Em declarações feitas ainda em dezembro, em Brasília, Lula afirmou ter conversado com Donald Trump e Nicolás Maduro, oferecendo a mediação brasileira para evitar uma escalada militar. Na ocasião, o presidente ressaltou que intervenções armadas poderiam resultar em uma catástrofe humanitária, agravando ainda mais a situação do povo venezuelano.
Antes mesmo da captura de Maduro, Tarcísio já havia se manifestado nas redes sociais, celebrando o episódio como um “marco simbólico” contra ditaduras. Em um vídeo publicado online, o governador afirmou que regimes autoritários não caem repentinamente, mas se corroem ao longo do tempo, com a perda gradual das instituições, da liberdade e da prosperidade.
“Uma ditadura não cai da noite para o dia. Ela corrói lentamente, apodrece por dentro, as instituições vão morrendo aos poucos. E tudo isso só foi possível porque houve conivência, omissão e até apoio explícito de quem insistiu em chamar um ditador de companheiro”, declarou, em referência indireta ao presidente Lula.

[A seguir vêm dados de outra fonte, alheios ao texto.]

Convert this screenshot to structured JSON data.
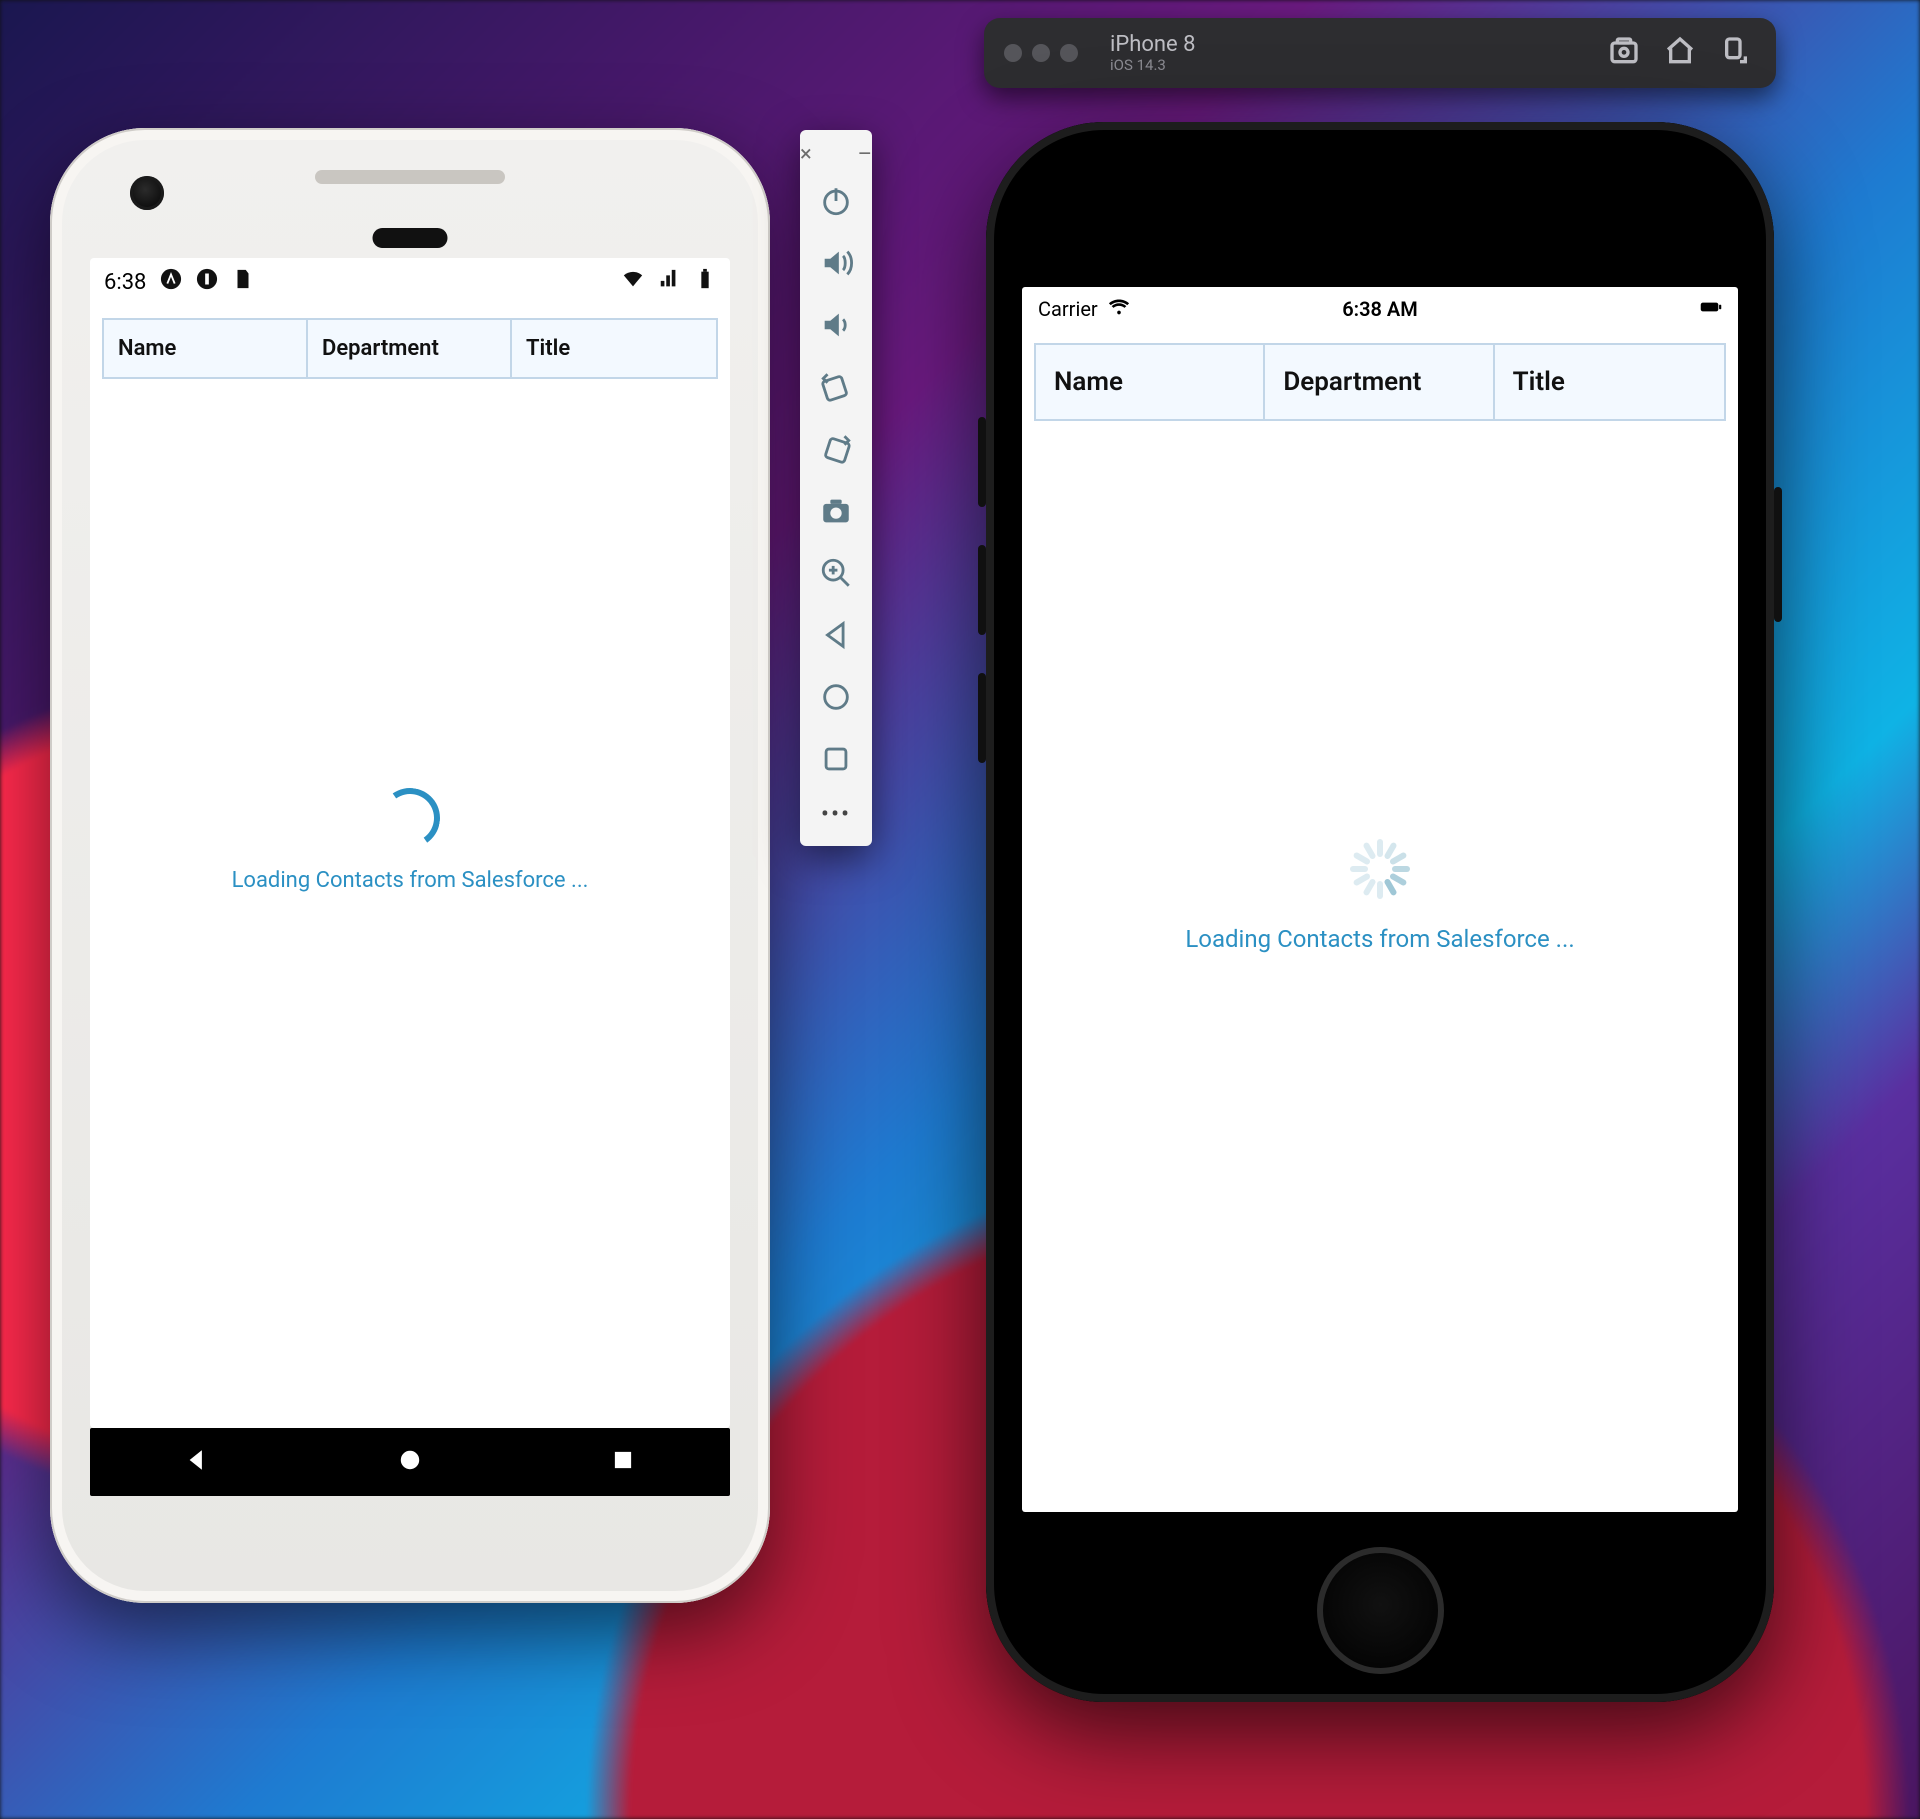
{
  "simulator": {
    "device_label": "iPhone 8",
    "os_label": "iOS 14.3"
  },
  "android": {
    "status_time": "6:38",
    "carrier_label": ""
  },
  "iphone": {
    "carrier": "Carrier",
    "time": "6:38 AM"
  },
  "table": {
    "headers": [
      "Name",
      "Department",
      "Title"
    ]
  },
  "loading_message": "Loading Contacts from Salesforce ...",
  "emu_sidebar": {
    "close_glyph": "×",
    "min_glyph": "–",
    "more_glyph": "•••"
  }
}
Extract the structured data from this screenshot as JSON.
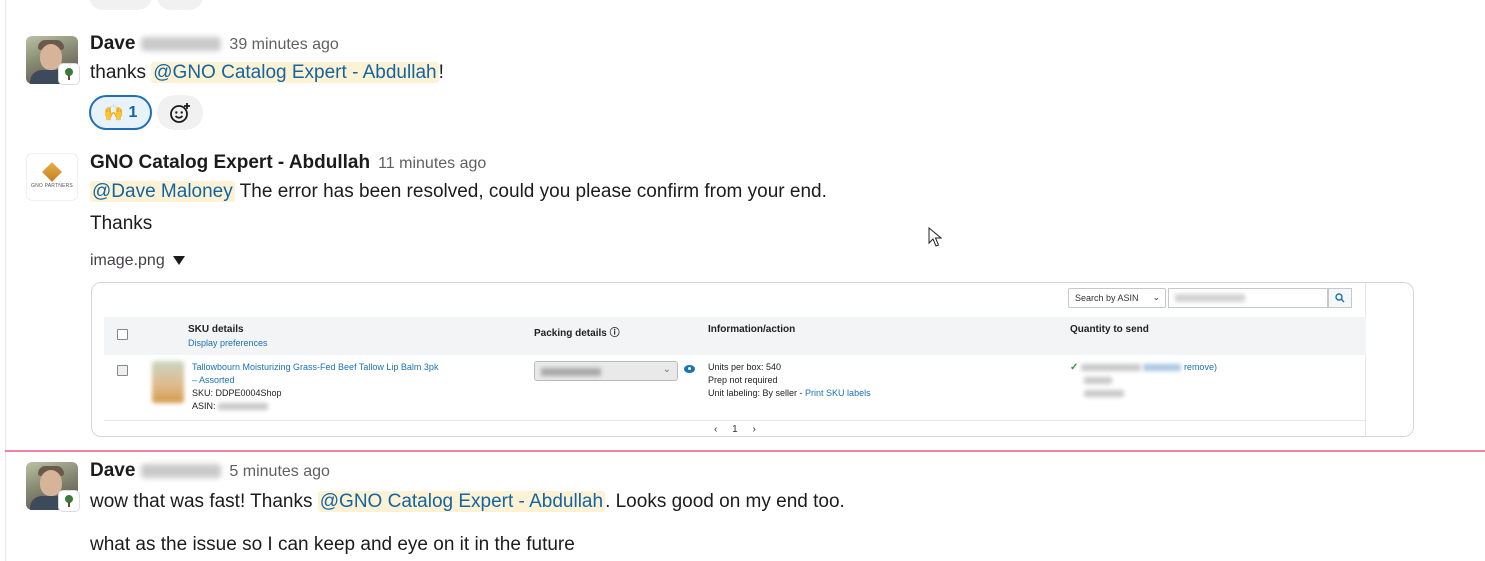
{
  "messages": [
    {
      "author": "Dave",
      "timestamp": "39 minutes ago",
      "text_prefix": "thanks ",
      "mention": "@GNO Catalog Expert - Abdullah",
      "text_suffix": "!",
      "reaction": {
        "emoji": "🙌",
        "count": "1"
      }
    },
    {
      "author": "GNO Catalog Expert - Abdullah",
      "timestamp": "11 minutes ago",
      "mention": "@Dave Maloney",
      "text": " The error has been resolved, could you please confirm from your end.",
      "line2": "Thanks",
      "avatar_text": "GNO PARTNERS",
      "file": {
        "name": "image.png",
        "screenshot": {
          "search_select": "Search by ASIN",
          "columns": [
            "SKU details",
            "Packing details ⓘ",
            "Information/action",
            "Quantity to send"
          ],
          "display_preferences": "Display preferences",
          "product_title_1": "Tallowbourn Moisturizing Grass-Fed Beef Tallow Lip Balm 3pk",
          "product_title_2": "– Assorted",
          "sku": "SKU: DDPE0004Shop",
          "asin_label": "ASIN:",
          "units_per_box": "Units per box: 540",
          "prep": "Prep not required",
          "unit_labeling": "Unit labeling: By seller - ",
          "print_labels": "Print SKU labels",
          "remove": "remove)",
          "pager": "‹ 1 ›"
        }
      }
    },
    {
      "author": "Dave",
      "timestamp": "5 minutes ago",
      "text_prefix": "wow that was fast!  Thanks ",
      "mention": "@GNO Catalog Expert - Abdullah",
      "text_suffix": ".  Looks good on my end too.",
      "line2": "what as the issue so I can keep and eye on it in the future"
    }
  ],
  "colors": {
    "mention_bg": "#fdf3d4",
    "mention_fg": "#1264a3",
    "reaction_border": "#1d6fb8",
    "new_divider": "#e01e5a"
  },
  "icons": [
    "add-reaction-icon",
    "search-icon",
    "dropdown-caret-icon",
    "eye-icon",
    "check-icon",
    "mouse-cursor-icon"
  ]
}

As declarações provocaram reação imediata do PT. A ministra-chefe da Secretaria de Relações Institucionais, Gleisi Hoffmann, acusou Tarcísio de cinismo, afirmando que o governador reproduz a lógica do bolsonarismo ao relativizar a soberania nacional e celebrar uma intervenção estrangeira. Segundo ela, o discurso ignora as consequências humanitárias e diplomáticas de ações militares.
O embate evidencia como a crise venezuelana ultrapassou o campo da política externa e se tornou um elemento central da disputa política interna no Brasil, especialmente com a aproximação do calendário eleitoral. Para analistas, o discurso de Tarcísio busca dialogar com eleitores conservadores e setores alinhados à direita internacional, ao mesmo tempo em que amplia sua projeção nacional.
Com críticas diretas ao governo federal e posicionamentos contundentes sobre temas internacionais, Tarcísio de Freitas sinaliza que pretende ocupar um espaço de protagonismo além da gestão paulista, usando a política externa como palco para reforçar sua identidade política e testar narrativas que podem moldar o debate eleitoral nos próximos anos.